Philippe de Chanville (ManoMano) "La demande étant très forte, ManoMano a accéléré les dépenses média et marketing"

Le JDN poursuit sa série d'interviews sur la réaction des entreprises face à la crise du coronavirus. Le cofondateur de ManoMano explique comment il accompagne la hausse de la demande provoquée par le confinement.

Philippe de Chanville, cofondateur de ManoMano. © ManoMano

JDN. Quel est l'impact du coronavirus sur l'activité de ManoMano ?

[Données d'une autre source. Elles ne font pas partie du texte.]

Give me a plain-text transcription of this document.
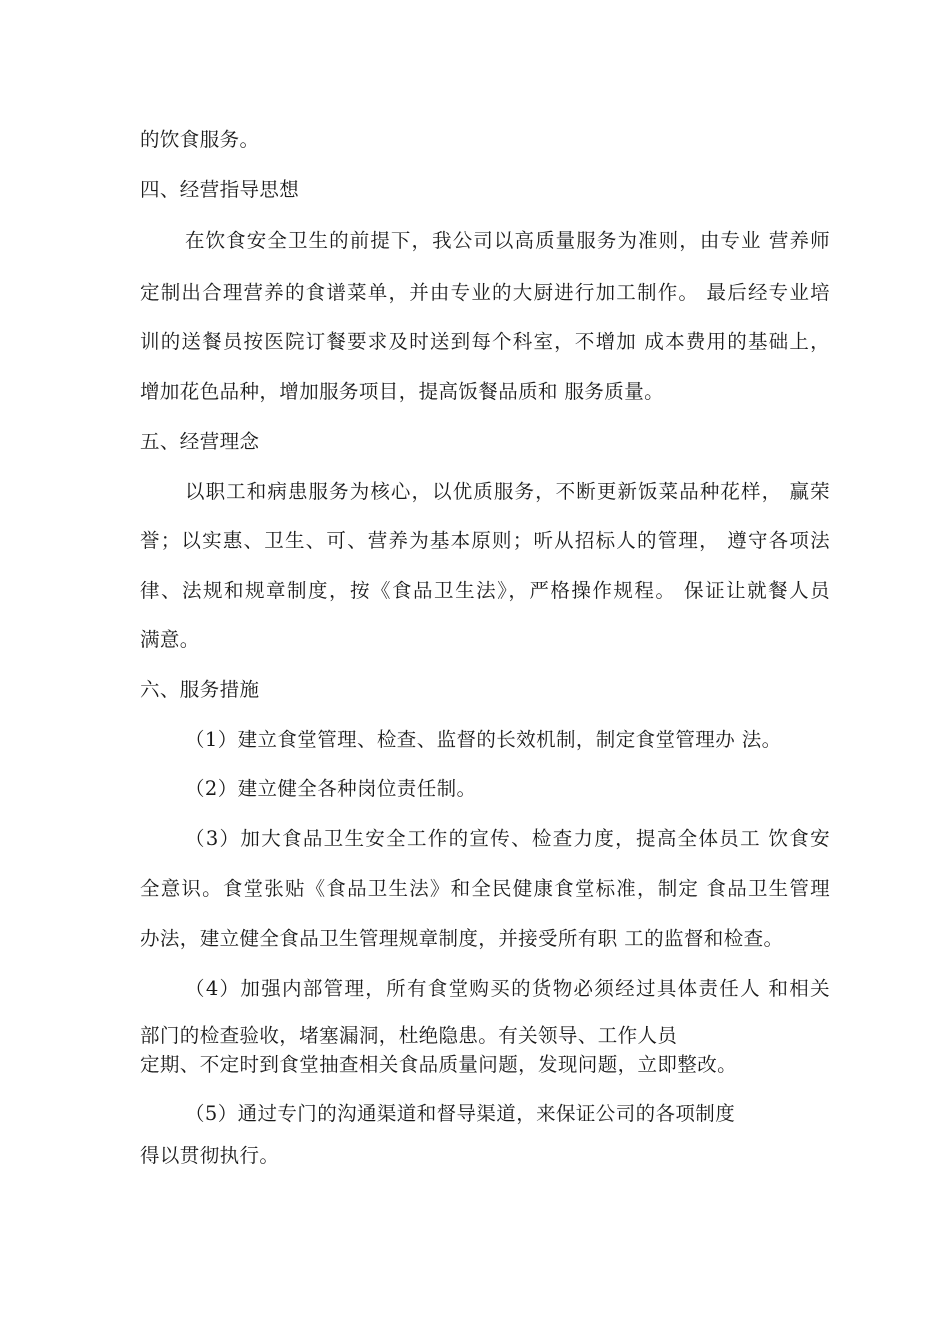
的饮食服务。
四、经营指导思想
在饮食安全卫生的前提下，我公司以高质量服务为准则，由专业 营养师
定制出合理营养的食谱菜单，并由专业的大厨进行加工制作。 最后经专业培
训的送餐员按医院订餐要求及时送到每个科室，不增加 成本费用的基础上，
增加花色品种，增加服务项目，提高饭餐品质和 服务质量。
五、经营理念
以职工和病患服务为核心，以优质服务，不断更新饭菜品种花样， 赢荣
誉；以实惠、卫生、可、营养为基本原则；听从招标人的管理， 遵守各项法
律、法规和规章制度，按《食品卫生法》，严格操作规程。 保证让就餐人员
满意。
六、服务措施
（1）建立食堂管理、检查、监督的长效机制，制定食堂管理办 法。
（2）建立健全各种岗位责任制。
（3）加大食品卫生安全工作的宣传、检查力度，提高全体员工 饮食安
全意识。食堂张贴《食品卫生法》和全民健康食堂标准，制定 食品卫生管理
办法，建立健全食品卫生管理规章制度，并接受所有职 工的监督和检查。
（4）加强内部管理，所有食堂购买的货物必须经过具体责任人 和相关
部门的检查验收，堵塞漏洞，杜绝隐患。有关领导、工作人员
定期、不定时到食堂抽查相关食品质量问题，发现问题，立即整改。
（5）通过专门的沟通渠道和督导渠道，来保证公司的各项制度
得以贯彻执行。
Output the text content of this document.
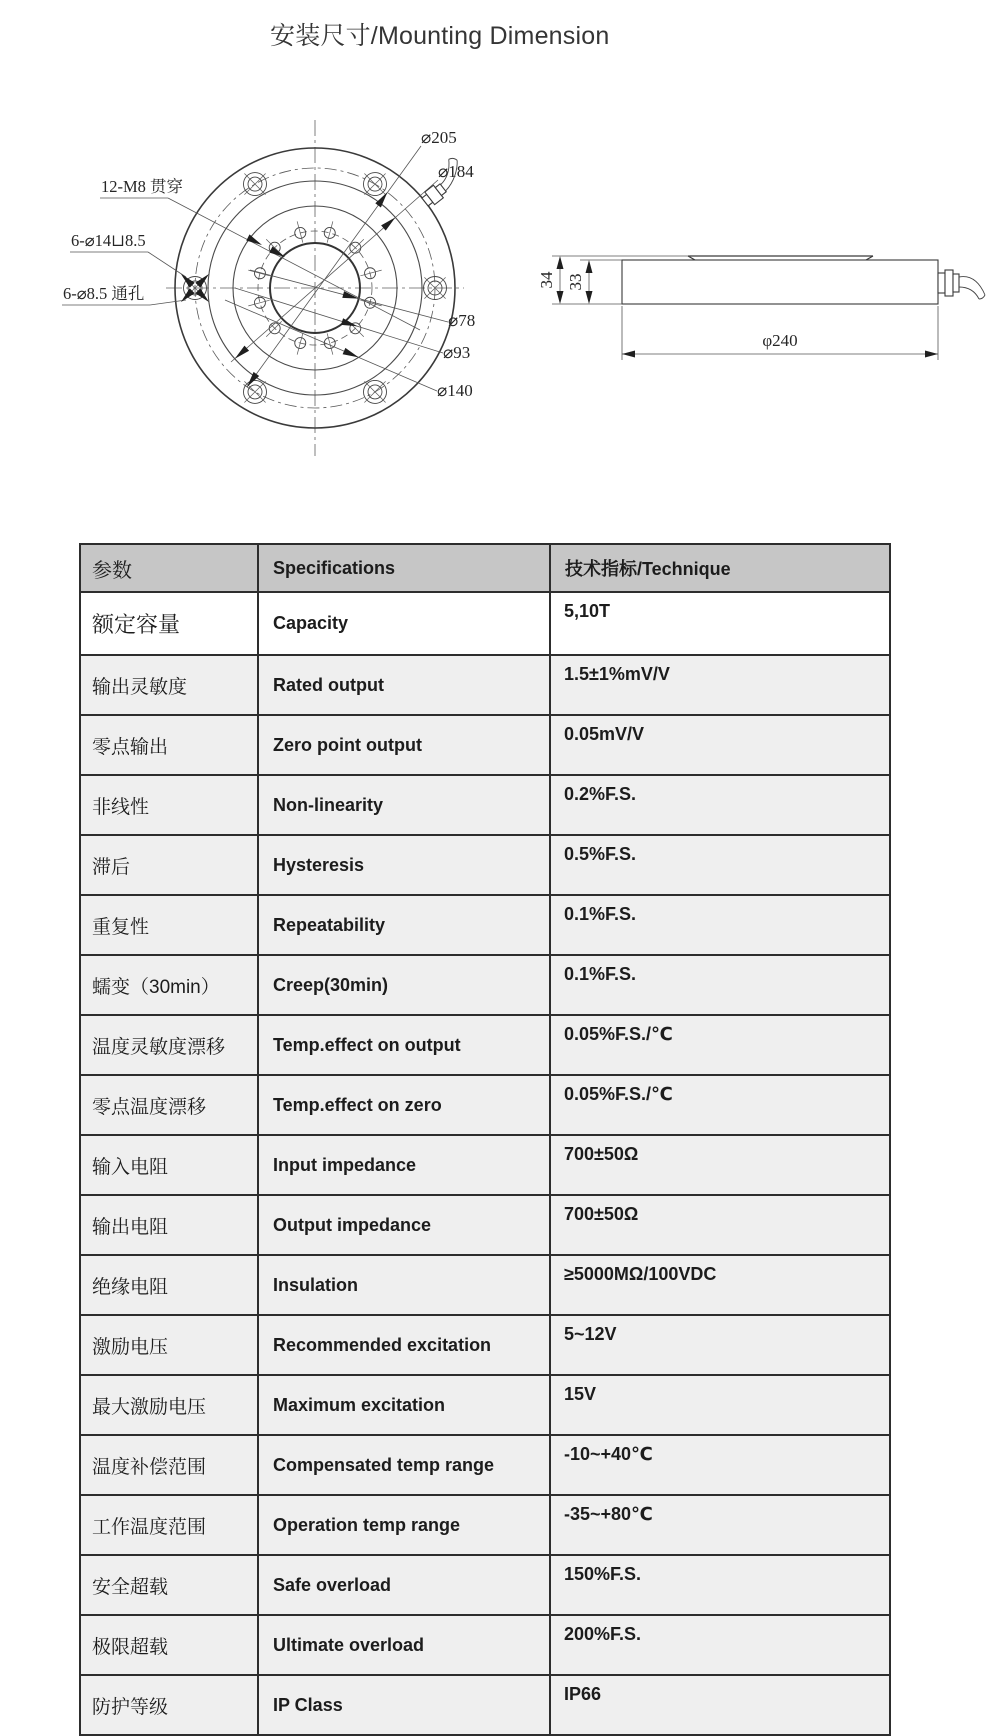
安装尺寸/Mounting Dimension
⌀205
⌀184
⌀78
⌀93
⌀140
12-M8 贯穿
6-⌀14⊔8.5
6-⌀8.5 通孔
34 33
φ240
参数	Specifications	技术指标/Technique
额定容量	Capacity	5,10T
输出灵敏度	Rated output	1.5±1%mV/V
零点输出	Zero point output	0.05mV/V
非线性	Non-linearity	0.2%F.S.
滞后	Hysteresis	0.5%F.S.
重复性	Repeatability	0.1%F.S.
蠕变（30min）	Creep(30min)	0.1%F.S.
温度灵敏度漂移	Temp.effect on output	0.05%F.S./℃
零点温度漂移	Temp.effect on zero	0.05%F.S./℃
输入电阻	Input impedance	700±50Ω
输出电阻	Output impedance	700±50Ω
绝缘电阻	Insulation	≥5000MΩ/100VDC
激励电压	Recommended excitation	5~12V
最大激励电压	Maximum excitation	15V
温度补偿范围	Compensated temp range	-10~+40℃
工作温度范围	Operation temp range	-35~+80℃
安全超载	Safe overload	150%F.S.
极限超载	Ultimate overload	200%F.S.
防护等级	IP Class	IP66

Philippe de Chanville. Nous avons constaté une diminution du nombre de requêtes sur Google concernant l'univers de la maison au cours des quinze premiers jours de confinement. Mais depuis deux semaines, nous observons une augmentation des requêtes sur notre verticale. Cette tendance se traduit par une augmentation de la demande. Peu d'acteurs de notre secteur vendent sur Internet et nous avons pu en profiter. Nous avons enregistré une forte baisse de la demande chez les professionnels du bâtiment car les chantiers sont au point mort, mais la situation s'est rétablie avec l'arrêt d'activité de leurs fournisseurs. Les professionnels du bâtiment prennent conscience des possibilités du digital. Le véritable défi pour ManoMano reste celui des livraisons en Italie ou en Espagne, car si on ne peut pas livrer cela signifie qu'on ne peut pas vendre.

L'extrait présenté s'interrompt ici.